The output from running this would be triple similar to this: (claim_text, paragraph_list, figure_file_path).
We might want some way to clean any results – or at least view them easily so that a “gold standard” dataset can be built. This would lend itself to a Mechanical Turk exercise.
We could break down the text data further – the claim text into clauses or “features” (e.g. based on semi-colon placement) and the paragraphs into clauses or sentences.
The image data is black and white, so we could resize and resave each TIFF file as a binary matrix of a common size. We could also use any OCR data from the file.
What do we need to do?
Initially we could start with a smaller dataset of say 10 or 100 examples. Get that working. Then scale out to many more.

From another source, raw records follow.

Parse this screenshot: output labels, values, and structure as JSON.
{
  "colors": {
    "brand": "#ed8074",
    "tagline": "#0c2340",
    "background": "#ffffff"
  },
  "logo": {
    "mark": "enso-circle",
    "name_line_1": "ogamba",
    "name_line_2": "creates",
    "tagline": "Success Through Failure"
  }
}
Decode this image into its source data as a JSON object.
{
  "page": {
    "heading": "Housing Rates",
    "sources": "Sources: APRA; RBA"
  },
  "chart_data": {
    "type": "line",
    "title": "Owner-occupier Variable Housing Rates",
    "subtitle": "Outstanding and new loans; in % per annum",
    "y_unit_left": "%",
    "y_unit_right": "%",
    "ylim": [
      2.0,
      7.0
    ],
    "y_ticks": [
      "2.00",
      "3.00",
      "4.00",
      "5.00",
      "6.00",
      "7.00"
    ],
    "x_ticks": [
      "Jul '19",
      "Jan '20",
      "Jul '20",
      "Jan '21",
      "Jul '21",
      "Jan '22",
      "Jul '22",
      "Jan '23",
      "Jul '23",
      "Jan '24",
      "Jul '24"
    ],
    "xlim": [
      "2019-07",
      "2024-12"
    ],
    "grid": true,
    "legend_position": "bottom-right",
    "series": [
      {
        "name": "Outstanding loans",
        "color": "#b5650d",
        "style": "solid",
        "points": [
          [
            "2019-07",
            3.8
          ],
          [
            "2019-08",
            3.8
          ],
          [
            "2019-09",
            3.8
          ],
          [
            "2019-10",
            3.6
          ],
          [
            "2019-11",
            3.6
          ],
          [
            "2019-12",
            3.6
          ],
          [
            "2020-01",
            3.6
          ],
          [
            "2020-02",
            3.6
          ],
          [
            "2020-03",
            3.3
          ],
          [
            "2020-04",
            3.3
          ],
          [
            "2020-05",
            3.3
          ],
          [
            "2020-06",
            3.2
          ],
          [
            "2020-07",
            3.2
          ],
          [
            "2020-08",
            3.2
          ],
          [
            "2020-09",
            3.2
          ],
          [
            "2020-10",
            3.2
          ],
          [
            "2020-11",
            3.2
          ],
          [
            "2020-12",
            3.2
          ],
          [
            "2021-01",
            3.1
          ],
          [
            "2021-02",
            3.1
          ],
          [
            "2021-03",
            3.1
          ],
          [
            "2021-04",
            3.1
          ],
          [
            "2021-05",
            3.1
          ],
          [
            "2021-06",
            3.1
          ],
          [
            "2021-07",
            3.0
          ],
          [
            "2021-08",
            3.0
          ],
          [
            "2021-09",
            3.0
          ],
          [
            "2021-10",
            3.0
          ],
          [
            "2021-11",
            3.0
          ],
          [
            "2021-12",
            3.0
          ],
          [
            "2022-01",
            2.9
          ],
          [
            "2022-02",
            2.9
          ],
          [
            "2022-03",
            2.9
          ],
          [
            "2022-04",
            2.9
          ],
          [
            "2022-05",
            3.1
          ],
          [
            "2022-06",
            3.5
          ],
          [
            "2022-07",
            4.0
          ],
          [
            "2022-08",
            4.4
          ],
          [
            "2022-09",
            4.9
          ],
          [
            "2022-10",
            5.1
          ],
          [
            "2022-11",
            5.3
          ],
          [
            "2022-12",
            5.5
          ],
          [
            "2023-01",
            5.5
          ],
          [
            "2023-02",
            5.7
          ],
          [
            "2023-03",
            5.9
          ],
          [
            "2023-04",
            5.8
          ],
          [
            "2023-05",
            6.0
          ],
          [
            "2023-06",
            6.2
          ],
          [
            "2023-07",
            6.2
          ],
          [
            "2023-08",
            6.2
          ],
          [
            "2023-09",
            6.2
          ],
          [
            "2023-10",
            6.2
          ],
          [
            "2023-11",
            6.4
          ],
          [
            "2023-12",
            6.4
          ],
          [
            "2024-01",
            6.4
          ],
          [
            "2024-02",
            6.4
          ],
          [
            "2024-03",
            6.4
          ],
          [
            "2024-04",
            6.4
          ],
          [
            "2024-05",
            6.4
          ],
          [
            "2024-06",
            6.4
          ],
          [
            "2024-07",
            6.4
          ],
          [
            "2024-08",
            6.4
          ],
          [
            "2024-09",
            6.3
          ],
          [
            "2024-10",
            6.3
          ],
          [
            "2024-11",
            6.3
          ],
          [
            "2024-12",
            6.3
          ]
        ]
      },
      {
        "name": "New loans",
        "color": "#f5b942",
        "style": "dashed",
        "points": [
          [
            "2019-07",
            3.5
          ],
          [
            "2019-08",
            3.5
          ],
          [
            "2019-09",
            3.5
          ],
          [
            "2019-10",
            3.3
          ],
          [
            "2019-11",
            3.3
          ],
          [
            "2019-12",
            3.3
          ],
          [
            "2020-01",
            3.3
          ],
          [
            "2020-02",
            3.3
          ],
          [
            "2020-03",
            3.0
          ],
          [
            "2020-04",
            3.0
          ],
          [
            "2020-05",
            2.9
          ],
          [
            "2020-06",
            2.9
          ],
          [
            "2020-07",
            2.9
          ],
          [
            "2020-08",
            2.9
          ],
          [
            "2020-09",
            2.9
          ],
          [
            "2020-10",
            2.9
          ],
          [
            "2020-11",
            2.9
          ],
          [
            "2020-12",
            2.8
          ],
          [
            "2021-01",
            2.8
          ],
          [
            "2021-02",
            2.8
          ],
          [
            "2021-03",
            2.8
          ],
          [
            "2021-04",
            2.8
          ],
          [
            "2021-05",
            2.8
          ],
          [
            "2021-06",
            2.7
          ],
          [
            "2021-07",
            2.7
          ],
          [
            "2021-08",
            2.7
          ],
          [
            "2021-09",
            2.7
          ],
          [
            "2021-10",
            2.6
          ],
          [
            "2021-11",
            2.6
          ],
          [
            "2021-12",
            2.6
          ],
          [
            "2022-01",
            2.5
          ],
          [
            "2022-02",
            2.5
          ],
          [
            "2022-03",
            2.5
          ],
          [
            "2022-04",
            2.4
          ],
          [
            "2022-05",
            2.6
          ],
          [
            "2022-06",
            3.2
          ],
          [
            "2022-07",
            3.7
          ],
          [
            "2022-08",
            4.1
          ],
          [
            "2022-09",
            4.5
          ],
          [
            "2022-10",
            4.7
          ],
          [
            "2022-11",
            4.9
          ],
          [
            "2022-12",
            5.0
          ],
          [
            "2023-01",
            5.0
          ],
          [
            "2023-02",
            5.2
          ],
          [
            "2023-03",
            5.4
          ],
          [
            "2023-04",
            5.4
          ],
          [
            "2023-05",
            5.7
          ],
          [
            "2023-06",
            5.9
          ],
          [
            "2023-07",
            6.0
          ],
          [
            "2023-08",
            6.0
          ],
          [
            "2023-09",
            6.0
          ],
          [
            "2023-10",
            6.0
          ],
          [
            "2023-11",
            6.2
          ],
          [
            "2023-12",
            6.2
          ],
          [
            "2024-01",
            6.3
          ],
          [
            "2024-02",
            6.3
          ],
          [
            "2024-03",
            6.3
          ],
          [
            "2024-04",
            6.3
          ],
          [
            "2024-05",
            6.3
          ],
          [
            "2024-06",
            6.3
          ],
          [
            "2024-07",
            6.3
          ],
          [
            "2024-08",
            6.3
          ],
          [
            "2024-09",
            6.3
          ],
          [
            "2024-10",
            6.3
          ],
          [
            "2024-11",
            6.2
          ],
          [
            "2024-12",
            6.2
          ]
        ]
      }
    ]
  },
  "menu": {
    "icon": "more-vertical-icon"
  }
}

If the EPO OPS is too slow or our downloads are too large, we could use (i.e. buy access to) a bulk data collection. We might want to design our algorithm so that the processing may be performed independently of how the data is obtained.
Another option is that front page images of patent publications are often available. The Figure published with the abstract is often that which the patent examiner or patent drafter thinks best illustrates the invention. We could try to match this with an independent claim. The figure image supplied though is smaller. This maybe a backup option if our main plan fails.
So. We now have a plan for building a dataset of claim text, description text and patent drawings. If the text data is broken down into clauses or sentences, this would not be a million miles away from the COCO dataset, but for patents. This would be a great resource for experimenting with self-drafting systems.